The first thing you notice about these K-M curves is that the two lines are much closer together throughout the study. Just by looking at this chart, you should be able to tell that the drug arm in blue(cabozantinib) isn't showing much of a survival benefit over the comparator (prednisone) in yellow.
At the median, the overall survival for prostate cancer patients treated with cabozantinib is 11 months compared to 9.8 months for the prednisone-treated patients. That's a 1.2 month survival benefit favoring cabozantinib.
If you relied only on the median overall survival, you might conclude that cabozantinib performed well in this study. After all, isn't a survival benefit of one month better than nothing?
Perhaps, but look at the hazard ratio: 0.90. That's very close to 1, meaning the probability of death following treatment with cabozantinib is almost the same as it is with prednisone.

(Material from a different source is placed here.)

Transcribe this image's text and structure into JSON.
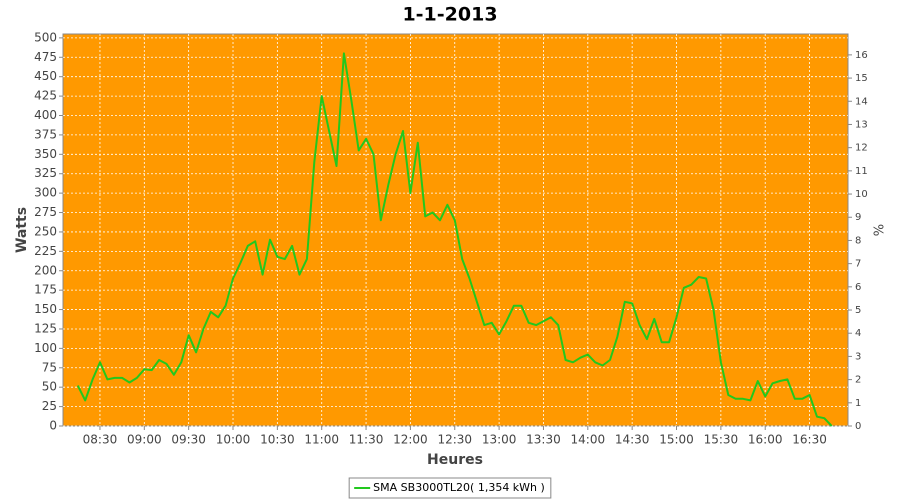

Said another way, treatment with cabozantinib reduced the relative risk of dying by just 10% compared to prednisone. That's not very effective. In fact, this Exelixis study failed. That tiny, questionable survival benefit was not statistically significant, with a "p value" of 0.213 -- or an unacceptably high 21% chance the small survival benefit was not real.
That's your bio-statistics lesson for the day. Understanding K-M curves and how to analyze them will make you a better, more informed biotech investor.
Editor's note: This column is a significantly revised version of an earlier column published by Adam Feuerstein on Yahoo! Finance in November 2014.